Um dos convidados especiais da audiência pública foi o chefe geral da Embrapa Semiárido, Natoniel Franklin (foto ao lado), que traçou um panorama relacionado à seca no nordeste brasileiro, em especial na região do semiárido, e falou sobre algumas tecnologias desenvolvidas pela Embrapa para a convivência e enfrentamento do problema. “Durante a nossa apresentação pretendemos apresentar a diversidade de ambientes que existe nessa região tão castigada pela seca, e discutir com os demais participantes possíveis alternativas e direcionamentos para as políticas públicas do Estado”, disse.
Ainda segundo Natoniel Franklin, de acordo com estudos e pesquisas feitos pela Embrapa, o ano de 2012 foi marcado pela maior seca dos últimos 40 anos no Brasil, e o ano de 2013 deverá seguir a mesma tendência. “Infelizmente esse ano não será um dos melhores relacionados à seca.
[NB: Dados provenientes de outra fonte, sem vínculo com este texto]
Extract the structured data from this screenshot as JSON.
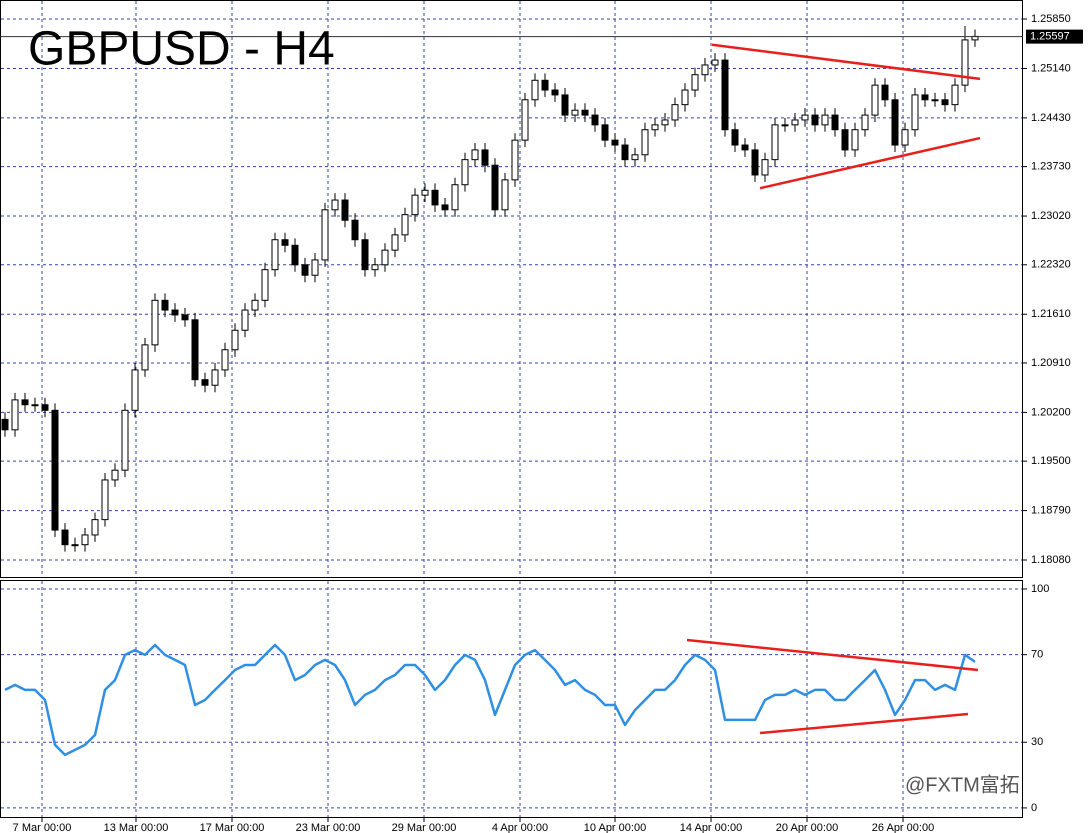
{
  "chart_data": [
    {
      "type": "candlestick",
      "title": "GBPUSD - H4",
      "color": "#000000",
      "up_color": "#ffffff",
      "down_color": "#000000",
      "trendline_color": "#e8201c",
      "grid": true,
      "xlim": [
        -0.5,
        101.8
      ],
      "ylim": [
        1.17836,
        1.26123
      ],
      "yticks": [
        {
          "value": 1.2585,
          "label": "1.25850"
        },
        {
          "value": 1.2514,
          "label": "1.25140"
        },
        {
          "value": 1.2443,
          "label": "1.24430"
        },
        {
          "value": 1.2373,
          "label": "1.23730"
        },
        {
          "value": 1.2302,
          "label": "1.23020"
        },
        {
          "value": 1.2232,
          "label": "1.22320"
        },
        {
          "value": 1.2161,
          "label": "1.21610"
        },
        {
          "value": 1.2091,
          "label": "1.20910"
        },
        {
          "value": 1.202,
          "label": "1.20200"
        },
        {
          "value": 1.195,
          "label": "1.19500"
        },
        {
          "value": 1.1879,
          "label": "1.18790"
        },
        {
          "value": 1.1808,
          "label": "1.18080"
        }
      ],
      "last_price": 1.25597,
      "open": [
        1.201,
        1.1995,
        1.2038,
        1.2031,
        1.2031,
        1.2023,
        1.1851,
        1.183,
        1.183,
        1.1844,
        1.1866,
        1.1923,
        1.1937,
        1.2023,
        1.2081,
        1.2117,
        1.2181,
        1.2167,
        1.216,
        1.2153,
        1.2067,
        1.2059,
        1.2081,
        1.211,
        1.2138,
        1.2167,
        1.2181,
        1.2225,
        1.2268,
        1.226,
        1.2232,
        1.2217,
        1.2239,
        1.2311,
        1.2325,
        1.2296,
        1.2268,
        1.2225,
        1.2232,
        1.2253,
        1.2275,
        1.2304,
        1.2332,
        1.2339,
        1.2318,
        1.2311,
        1.2347,
        1.2383,
        1.2397,
        1.2375,
        1.2311,
        1.2354,
        1.2411,
        1.2469,
        1.2497,
        1.2483,
        1.2476,
        1.2447,
        1.2454,
        1.2447,
        1.2433,
        1.2411,
        1.2404,
        1.2383,
        1.239,
        1.2426,
        1.2433,
        1.244,
        1.2462,
        1.2483,
        1.2505,
        1.2519,
        1.2526,
        1.2426,
        1.2404,
        1.2397,
        1.2361,
        1.2383,
        1.2433,
        1.2433,
        1.244,
        1.2447,
        1.2433,
        1.2447,
        1.2426,
        1.2397,
        1.2426,
        1.2447,
        1.249,
        1.2469,
        1.2404,
        1.2426,
        1.2476,
        1.2469,
        1.2469,
        1.2462,
        1.249,
        1.2555
      ],
      "high": [
        1.202,
        1.2048,
        1.2048,
        1.2041,
        1.2041,
        1.2033,
        1.1861,
        1.184,
        1.1854,
        1.1876,
        1.1933,
        1.1947,
        1.2033,
        1.2091,
        1.2127,
        1.2191,
        1.2191,
        1.2177,
        1.217,
        1.2163,
        1.2077,
        1.2091,
        1.212,
        1.2148,
        1.2177,
        1.2191,
        1.2235,
        1.2278,
        1.2278,
        1.227,
        1.2242,
        1.2249,
        1.2321,
        1.2335,
        1.2335,
        1.2306,
        1.2278,
        1.2242,
        1.2263,
        1.2285,
        1.2314,
        1.2342,
        1.2349,
        1.2349,
        1.2328,
        1.2357,
        1.2393,
        1.2407,
        1.2407,
        1.2385,
        1.2364,
        1.2421,
        1.2479,
        1.2507,
        1.2507,
        1.2493,
        1.2486,
        1.2464,
        1.2464,
        1.2457,
        1.2443,
        1.2421,
        1.2414,
        1.24,
        1.2436,
        1.2443,
        1.245,
        1.2472,
        1.2493,
        1.2515,
        1.2529,
        1.2536,
        1.2536,
        1.2436,
        1.2414,
        1.2407,
        1.2393,
        1.2443,
        1.2443,
        1.245,
        1.2457,
        1.2457,
        1.2457,
        1.2457,
        1.2436,
        1.2436,
        1.2457,
        1.25,
        1.25,
        1.2479,
        1.2436,
        1.2486,
        1.2486,
        1.2479,
        1.2479,
        1.25,
        1.2575,
        1.257
      ],
      "low": [
        1.1985,
        1.1985,
        1.2021,
        1.2021,
        1.2013,
        1.1841,
        1.182,
        1.182,
        1.182,
        1.1834,
        1.1856,
        1.1913,
        1.1927,
        1.2013,
        1.2071,
        1.2107,
        1.2157,
        1.215,
        1.2143,
        1.2057,
        1.2049,
        1.2049,
        1.2071,
        1.21,
        1.2128,
        1.2157,
        1.2171,
        1.2215,
        1.225,
        1.2222,
        1.2207,
        1.2207,
        1.2229,
        1.2301,
        1.2286,
        1.2258,
        1.2215,
        1.2215,
        1.2222,
        1.2243,
        1.2265,
        1.2294,
        1.2322,
        1.2308,
        1.2301,
        1.2301,
        1.2337,
        1.2373,
        1.2365,
        1.2301,
        1.2301,
        1.2344,
        1.2401,
        1.2459,
        1.2473,
        1.2466,
        1.2437,
        1.2437,
        1.2437,
        1.2423,
        1.2401,
        1.2394,
        1.2373,
        1.2373,
        1.238,
        1.2416,
        1.2423,
        1.243,
        1.2452,
        1.2473,
        1.2495,
        1.2509,
        1.2416,
        1.2394,
        1.2387,
        1.2351,
        1.2351,
        1.2373,
        1.2423,
        1.2423,
        1.243,
        1.2423,
        1.2423,
        1.2416,
        1.2387,
        1.2387,
        1.2416,
        1.2437,
        1.2459,
        1.2394,
        1.2394,
        1.2416,
        1.2459,
        1.2459,
        1.2452,
        1.2452,
        1.248,
        1.2545
      ],
      "close": [
        1.1995,
        1.2038,
        1.2031,
        1.2031,
        1.2023,
        1.1851,
        1.183,
        1.183,
        1.1844,
        1.1866,
        1.1923,
        1.1937,
        1.2023,
        1.2081,
        1.2117,
        1.2181,
        1.2167,
        1.216,
        1.2153,
        1.2067,
        1.2059,
        1.2081,
        1.211,
        1.2138,
        1.2167,
        1.2181,
        1.2225,
        1.2268,
        1.226,
        1.2232,
        1.2217,
        1.2239,
        1.2311,
        1.2325,
        1.2296,
        1.2268,
        1.2225,
        1.2232,
        1.2253,
        1.2275,
        1.2304,
        1.2332,
        1.2339,
        1.2318,
        1.2311,
        1.2347,
        1.2383,
        1.2397,
        1.2375,
        1.2311,
        1.2354,
        1.2411,
        1.2469,
        1.2497,
        1.2483,
        1.2476,
        1.2447,
        1.2454,
        1.2447,
        1.2433,
        1.2411,
        1.2404,
        1.2383,
        1.239,
        1.2426,
        1.2433,
        1.244,
        1.2462,
        1.2483,
        1.2505,
        1.2519,
        1.2526,
        1.2426,
        1.2404,
        1.2397,
        1.2361,
        1.2383,
        1.2433,
        1.2433,
        1.244,
        1.2447,
        1.2433,
        1.2447,
        1.2426,
        1.2397,
        1.2426,
        1.2447,
        1.249,
        1.2469,
        1.2404,
        1.2426,
        1.2476,
        1.2469,
        1.2469,
        1.2462,
        1.249,
        1.2555,
        1.256
      ],
      "trendlines": [
        {
          "x": [
            70.7,
            97.5
          ],
          "y": [
            1.2548,
            1.2499
          ]
        },
        {
          "x": [
            75.5,
            97.5
          ],
          "y": [
            1.2342,
            1.2414
          ]
        }
      ]
    },
    {
      "type": "line",
      "color": "#2f8fe3",
      "trendline_color": "#e8201c",
      "grid": true,
      "xlim": [
        -0.5,
        101.8
      ],
      "ylim": [
        -4.6,
        104.1
      ],
      "yticks": [
        100,
        70,
        30,
        0
      ],
      "xticks": [
        {
          "value": 3.7,
          "label": "7 Mar 00:00"
        },
        {
          "value": 13.1,
          "label": "13 Mar 00:00"
        },
        {
          "value": 22.7,
          "label": "17 Mar 00:00"
        },
        {
          "value": 32.3,
          "label": "23 Mar 00:00"
        },
        {
          "value": 41.9,
          "label": "29 Mar 00:00"
        },
        {
          "value": 51.5,
          "label": "4 Apr 00:00"
        },
        {
          "value": 61,
          "label": "10 Apr 00:00"
        },
        {
          "value": 70.6,
          "label": "14 Apr 00:00"
        },
        {
          "value": 80.2,
          "label": "20 Apr 00:00"
        },
        {
          "value": 89.8,
          "label": "26 Apr 00:00"
        }
      ],
      "values": [
        53.9,
        56.2,
        53.9,
        53.9,
        49.3,
        28.8,
        24.2,
        26.5,
        28.8,
        33.3,
        53.9,
        58.4,
        69.9,
        72.1,
        69.9,
        74.4,
        69.9,
        67.6,
        65.3,
        47.0,
        49.3,
        53.9,
        58.4,
        63.0,
        65.3,
        65.3,
        69.9,
        74.4,
        69.9,
        58.4,
        60.7,
        65.3,
        67.6,
        65.3,
        58.4,
        47.0,
        51.6,
        53.9,
        58.4,
        60.7,
        65.3,
        65.3,
        60.7,
        53.9,
        58.4,
        65.3,
        69.9,
        67.6,
        58.4,
        42.5,
        53.9,
        65.3,
        69.9,
        72.1,
        67.6,
        63.0,
        56.2,
        58.4,
        53.9,
        51.6,
        47.0,
        47.0,
        37.9,
        44.7,
        49.3,
        53.9,
        53.9,
        58.4,
        65.3,
        69.9,
        67.6,
        63.0,
        40.2,
        40.2,
        40.2,
        40.2,
        49.3,
        51.6,
        51.6,
        53.9,
        51.6,
        53.9,
        53.9,
        49.3,
        49.3,
        53.9,
        58.4,
        63.0,
        53.9,
        42.5,
        49.3,
        58.4,
        58.4,
        53.9,
        56.2,
        53.9,
        69.9,
        66.7
      ],
      "trendlines": [
        {
          "x": [
            68.2,
            97.3
          ],
          "y": [
            76.7,
            63.0
          ]
        },
        {
          "x": [
            75.5,
            96.3
          ],
          "y": [
            34.2,
            42.9
          ]
        }
      ],
      "annotation": "@FXTM富拓"
    }
  ]
}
Então, temos que agir com ações de remanejamento de rebanho, liberação de linhas de crédito e alinhamento dos produtores para tentar minimizar os efeitos da seca”, afirmou.
Quem também participou da audiência pública na Assembleia Legislativa foi o diretor do Movimento dos Trabalhadores Sem Terra (MST), Esmeraldo Leal ( foto ao lado), Em sua análise, o evento é de suma importância para que se chegue a uma solução para combater o cenário da seca que está destruindo o nordeste brasileiro, inclusive Sergipe. “Estamos numa fase terrível no nordeste, vivenciando uma das piores secas dos últimos 40 anos e Sergipe vem passando por uma situação difícil, não só na região do alto sertão, mas em mais de 50% do estado. Esperamos que com essa audiência algumas soluções sejam tomadas para minimizar o sofrimento desse povo que, em muitos casos, não tem nem água potável para beber”, salientou.